I'd try pouring some hydrogen peroxide around the root area... they are likely oxygen-deprived and drowning from all the rain. It will take a bit of H2O2, and you could probably mix it with water even though they are already saturated. Does your soil drain okay?
This is that area where the drainage was giving me fits earlier. I made a ditch to get most of the major runoff to head out. However, some areas still seem to be saturated. Then, some with better drainage seem to be affected, too.
I dug up and cut open the vine on one of the worst, it looks normal to me. Then again, I'm not 100% percent what normal should look like. I found info on the web that said bacterial wilt will have a brown streak.
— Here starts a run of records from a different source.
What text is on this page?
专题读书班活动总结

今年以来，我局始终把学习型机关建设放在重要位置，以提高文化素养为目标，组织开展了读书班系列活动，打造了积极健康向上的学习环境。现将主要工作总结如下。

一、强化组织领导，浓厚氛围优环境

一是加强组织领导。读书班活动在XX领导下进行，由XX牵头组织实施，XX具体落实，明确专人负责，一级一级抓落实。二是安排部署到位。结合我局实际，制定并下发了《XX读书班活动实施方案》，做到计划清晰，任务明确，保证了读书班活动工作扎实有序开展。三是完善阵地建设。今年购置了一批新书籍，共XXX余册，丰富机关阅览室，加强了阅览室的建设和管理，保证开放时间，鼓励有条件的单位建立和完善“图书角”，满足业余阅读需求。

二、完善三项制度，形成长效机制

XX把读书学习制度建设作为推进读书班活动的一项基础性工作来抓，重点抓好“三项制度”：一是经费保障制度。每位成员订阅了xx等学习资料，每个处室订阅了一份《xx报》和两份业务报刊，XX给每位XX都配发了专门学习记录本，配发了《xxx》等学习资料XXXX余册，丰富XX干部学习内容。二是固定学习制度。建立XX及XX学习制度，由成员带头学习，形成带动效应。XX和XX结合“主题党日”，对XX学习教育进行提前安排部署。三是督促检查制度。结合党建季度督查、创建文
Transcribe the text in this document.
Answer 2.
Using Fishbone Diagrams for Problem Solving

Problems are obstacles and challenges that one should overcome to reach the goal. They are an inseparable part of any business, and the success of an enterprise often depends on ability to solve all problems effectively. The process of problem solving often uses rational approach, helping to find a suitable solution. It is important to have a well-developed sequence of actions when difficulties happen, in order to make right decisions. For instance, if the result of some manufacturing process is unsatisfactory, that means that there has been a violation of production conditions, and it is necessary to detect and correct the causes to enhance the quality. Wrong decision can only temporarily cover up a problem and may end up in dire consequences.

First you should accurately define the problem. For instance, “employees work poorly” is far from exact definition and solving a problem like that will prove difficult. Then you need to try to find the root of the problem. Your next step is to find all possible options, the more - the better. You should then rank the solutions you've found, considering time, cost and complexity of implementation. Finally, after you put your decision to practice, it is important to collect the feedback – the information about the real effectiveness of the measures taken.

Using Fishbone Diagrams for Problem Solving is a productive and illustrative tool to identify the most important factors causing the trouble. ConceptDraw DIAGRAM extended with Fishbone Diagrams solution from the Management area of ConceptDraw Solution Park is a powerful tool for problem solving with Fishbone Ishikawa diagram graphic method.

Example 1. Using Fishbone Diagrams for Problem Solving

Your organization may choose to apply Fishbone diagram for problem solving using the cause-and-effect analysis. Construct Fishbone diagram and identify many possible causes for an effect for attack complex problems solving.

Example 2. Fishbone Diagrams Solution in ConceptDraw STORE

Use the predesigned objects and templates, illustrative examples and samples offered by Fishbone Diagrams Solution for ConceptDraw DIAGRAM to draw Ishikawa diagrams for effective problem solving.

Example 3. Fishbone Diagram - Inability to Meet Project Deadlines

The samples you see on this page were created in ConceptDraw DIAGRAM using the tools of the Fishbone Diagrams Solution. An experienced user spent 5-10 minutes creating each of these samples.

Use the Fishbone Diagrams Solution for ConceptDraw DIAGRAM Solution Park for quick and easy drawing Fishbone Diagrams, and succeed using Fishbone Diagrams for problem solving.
Thanks for the H2O2 idea, worth a shot, what ratio should I use?
When I have over-saturated seedlings or something in a pot, I do about 10% H2O2. If the ground is soaking, ie standing water, you might try 20%. Worth a shot, peroxide is fairly cheap at the dollar stores.
Thank you, Ma'am, for the quick reply! I had some peroxide on hand and was able to get it applied before the sun set. I used 4 cups peroxide per gallon of water, gave the worst looking tomatoes a little over a cup each.
A friend stop by while I was working and he said it "looks like too much water", as well.
Has spring arrived in your part of the world, Darius?
Oxygen is taken up mainly via the roots and if the plants are under water I don't think any amount of peroxide is going to help.
There were several low spots in the field where I used to grow my tomatoes and after a deluge there certainly were problems.
First the plants do wilt, then they turn yellow and then brown and at that point there's no way back and they die.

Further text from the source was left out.